I disagree with the majority's decision to grant the petition for writ of mandamus because the district court correctly dismissed the appeal as untimely filed. The trial court dismissed Griffin's civil rights case on January 23, 2001. Griffin's notice of appeal was docketed in the trial court on March 6, 2001, some forty-two days after the order sought to be appealed was entered. The district court dismissed the appeal for lack of jurisdiction because the notice was untimely. This Court is now requiring the district court to reinstate the appeal based on our prior decision of Thompson v. State, 761 So.2d 324 (Fla.2000). In Thompson, we indicated that a legal document submitted by an inmate, which has a certificate of service showing that the pleading was placed in the hands of prison or jail officials on a particular date that would make the pleading timely filed if received by the court on that date, would be accepted as timely filed. However, in this case, the certificate of service filed by Griffin does not state it was given to prison officials on a particular date. The certificate indicates copies were mailed to the clerk of court and the assistant attorney general on a particular date. I do not believe that such a certificate satisfies the requirement of Thompson.
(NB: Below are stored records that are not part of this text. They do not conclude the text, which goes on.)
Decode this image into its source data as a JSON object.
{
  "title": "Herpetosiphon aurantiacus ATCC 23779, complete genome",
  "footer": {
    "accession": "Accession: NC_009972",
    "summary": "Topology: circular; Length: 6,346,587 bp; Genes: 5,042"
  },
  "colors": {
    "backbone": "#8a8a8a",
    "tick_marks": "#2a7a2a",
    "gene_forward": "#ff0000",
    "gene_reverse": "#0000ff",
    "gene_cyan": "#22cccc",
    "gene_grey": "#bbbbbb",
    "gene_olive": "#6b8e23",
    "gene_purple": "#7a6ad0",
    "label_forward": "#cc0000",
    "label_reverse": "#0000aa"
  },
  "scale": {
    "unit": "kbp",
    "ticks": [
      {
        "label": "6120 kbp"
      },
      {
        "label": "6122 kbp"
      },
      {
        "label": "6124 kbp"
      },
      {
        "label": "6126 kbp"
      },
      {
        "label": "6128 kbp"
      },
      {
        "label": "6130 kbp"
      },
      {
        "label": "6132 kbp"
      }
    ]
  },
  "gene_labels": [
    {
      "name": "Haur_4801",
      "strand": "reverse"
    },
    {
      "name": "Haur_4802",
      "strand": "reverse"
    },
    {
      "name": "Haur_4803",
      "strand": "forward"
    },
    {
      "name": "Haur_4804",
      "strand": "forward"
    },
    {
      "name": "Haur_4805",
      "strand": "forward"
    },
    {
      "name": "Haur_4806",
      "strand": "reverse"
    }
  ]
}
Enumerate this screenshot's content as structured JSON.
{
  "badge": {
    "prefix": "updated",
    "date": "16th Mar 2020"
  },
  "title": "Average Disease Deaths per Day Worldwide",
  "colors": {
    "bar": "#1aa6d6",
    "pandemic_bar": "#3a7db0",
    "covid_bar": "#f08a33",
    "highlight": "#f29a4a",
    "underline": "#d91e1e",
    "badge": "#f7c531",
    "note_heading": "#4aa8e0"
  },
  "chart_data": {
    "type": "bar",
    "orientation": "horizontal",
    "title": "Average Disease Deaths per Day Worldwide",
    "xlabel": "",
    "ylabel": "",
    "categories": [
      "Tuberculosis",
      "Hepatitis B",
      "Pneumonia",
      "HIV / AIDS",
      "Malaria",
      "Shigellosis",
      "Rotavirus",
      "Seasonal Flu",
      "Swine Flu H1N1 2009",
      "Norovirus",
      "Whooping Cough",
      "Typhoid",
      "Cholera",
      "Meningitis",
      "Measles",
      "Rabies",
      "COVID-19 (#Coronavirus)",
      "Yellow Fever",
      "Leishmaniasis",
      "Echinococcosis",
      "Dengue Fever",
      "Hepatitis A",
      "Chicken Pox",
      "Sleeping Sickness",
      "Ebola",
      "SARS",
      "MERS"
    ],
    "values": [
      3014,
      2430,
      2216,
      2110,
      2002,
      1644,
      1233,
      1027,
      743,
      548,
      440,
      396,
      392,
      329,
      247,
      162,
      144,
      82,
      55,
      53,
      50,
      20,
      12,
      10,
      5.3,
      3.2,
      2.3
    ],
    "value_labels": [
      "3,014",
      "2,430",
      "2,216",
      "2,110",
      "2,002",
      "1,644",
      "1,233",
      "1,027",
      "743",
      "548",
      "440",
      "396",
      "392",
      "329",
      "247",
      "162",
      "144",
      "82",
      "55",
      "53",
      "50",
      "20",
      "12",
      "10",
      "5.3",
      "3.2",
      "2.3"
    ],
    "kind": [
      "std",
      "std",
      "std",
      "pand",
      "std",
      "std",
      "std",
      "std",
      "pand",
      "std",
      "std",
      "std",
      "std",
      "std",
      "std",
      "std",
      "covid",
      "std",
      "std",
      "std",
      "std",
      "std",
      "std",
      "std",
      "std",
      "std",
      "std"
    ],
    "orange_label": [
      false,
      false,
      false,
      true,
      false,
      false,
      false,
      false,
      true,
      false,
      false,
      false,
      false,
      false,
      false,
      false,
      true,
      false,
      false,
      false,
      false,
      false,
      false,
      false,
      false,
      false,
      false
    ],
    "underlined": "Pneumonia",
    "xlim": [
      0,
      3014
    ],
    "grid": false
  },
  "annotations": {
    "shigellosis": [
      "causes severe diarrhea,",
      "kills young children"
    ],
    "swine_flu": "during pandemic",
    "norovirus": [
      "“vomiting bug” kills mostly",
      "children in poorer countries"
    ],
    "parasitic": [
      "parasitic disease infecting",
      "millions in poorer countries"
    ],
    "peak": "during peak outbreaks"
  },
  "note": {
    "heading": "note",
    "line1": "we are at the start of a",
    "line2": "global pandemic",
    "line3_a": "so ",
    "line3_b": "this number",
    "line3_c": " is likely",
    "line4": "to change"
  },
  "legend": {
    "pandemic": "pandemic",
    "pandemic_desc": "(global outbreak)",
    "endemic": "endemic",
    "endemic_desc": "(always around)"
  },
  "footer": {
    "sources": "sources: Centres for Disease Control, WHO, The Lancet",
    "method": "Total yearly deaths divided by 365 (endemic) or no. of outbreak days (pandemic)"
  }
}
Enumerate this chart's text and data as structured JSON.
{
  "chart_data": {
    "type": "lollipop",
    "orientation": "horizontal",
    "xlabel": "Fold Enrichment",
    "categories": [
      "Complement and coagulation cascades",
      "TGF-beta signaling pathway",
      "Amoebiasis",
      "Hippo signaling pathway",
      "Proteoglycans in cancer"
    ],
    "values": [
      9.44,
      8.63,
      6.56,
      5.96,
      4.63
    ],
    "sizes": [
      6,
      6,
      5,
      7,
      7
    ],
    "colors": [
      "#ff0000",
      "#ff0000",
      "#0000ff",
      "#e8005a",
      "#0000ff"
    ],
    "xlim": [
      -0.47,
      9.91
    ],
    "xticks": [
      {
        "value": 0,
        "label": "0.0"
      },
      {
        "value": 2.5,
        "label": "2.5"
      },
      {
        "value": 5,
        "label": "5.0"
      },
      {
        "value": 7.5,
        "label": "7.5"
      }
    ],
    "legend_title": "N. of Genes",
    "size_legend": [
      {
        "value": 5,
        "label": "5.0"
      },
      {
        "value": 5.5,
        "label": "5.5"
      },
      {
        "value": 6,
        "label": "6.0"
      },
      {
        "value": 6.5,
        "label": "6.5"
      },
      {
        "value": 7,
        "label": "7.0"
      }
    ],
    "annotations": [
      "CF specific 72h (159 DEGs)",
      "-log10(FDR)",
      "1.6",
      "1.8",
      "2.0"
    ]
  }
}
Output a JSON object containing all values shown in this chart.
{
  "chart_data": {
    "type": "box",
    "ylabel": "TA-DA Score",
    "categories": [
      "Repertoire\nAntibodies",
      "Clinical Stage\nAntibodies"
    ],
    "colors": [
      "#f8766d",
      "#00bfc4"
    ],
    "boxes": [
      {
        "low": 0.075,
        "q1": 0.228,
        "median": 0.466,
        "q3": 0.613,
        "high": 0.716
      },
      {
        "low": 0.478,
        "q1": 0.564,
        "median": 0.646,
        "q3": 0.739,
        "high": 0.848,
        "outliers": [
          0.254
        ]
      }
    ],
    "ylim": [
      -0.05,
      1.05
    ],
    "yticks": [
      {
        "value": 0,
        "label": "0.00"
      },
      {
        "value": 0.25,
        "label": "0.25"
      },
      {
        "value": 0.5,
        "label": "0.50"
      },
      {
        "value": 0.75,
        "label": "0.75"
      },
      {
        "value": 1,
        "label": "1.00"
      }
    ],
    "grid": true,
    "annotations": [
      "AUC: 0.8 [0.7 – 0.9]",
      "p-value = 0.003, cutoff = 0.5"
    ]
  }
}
Therefore, I respectfully dissent.
1. Although Griffin has since been released from the custody of the Department of Corrections, we conclude that his release does not render the issue in this case moot.
2. The State in its response to Griffin's petition candidly concedes that Griffin's notice of appeal appears to be timely filed under the mailbox rule.
3. The certificate of service in rule 9.420(c)(2) apparently is intended only for use by attorneys and states that: “I certify that a copy has been furnished to ․ (here insert name or names). ․ by. ․ (delivery)(mail). ․ on. ․ (date)․” See Fla. R.App. P. 9.420(c)(2).
4. Because at the present time the appellate rules contain only one certificate of service form for use by attorneys, we hereby refer the instant matter to the Appellate Court Rules Committee to propose an amendment to rule 9.420 to include a separate certificate of service form for use by inmates who are confined in an institution and whose filings are governed by rule 9.420(a)(2). In addition, the committee may wish to consider the provision of a separate certificate of service for use by pro se litigants.
WELLS, C.J., and SHAW, HARDING, ANSTEAD, PARIENTE, and LEWIS, JJ., concur. QUINCE, J., dissents with an opinion.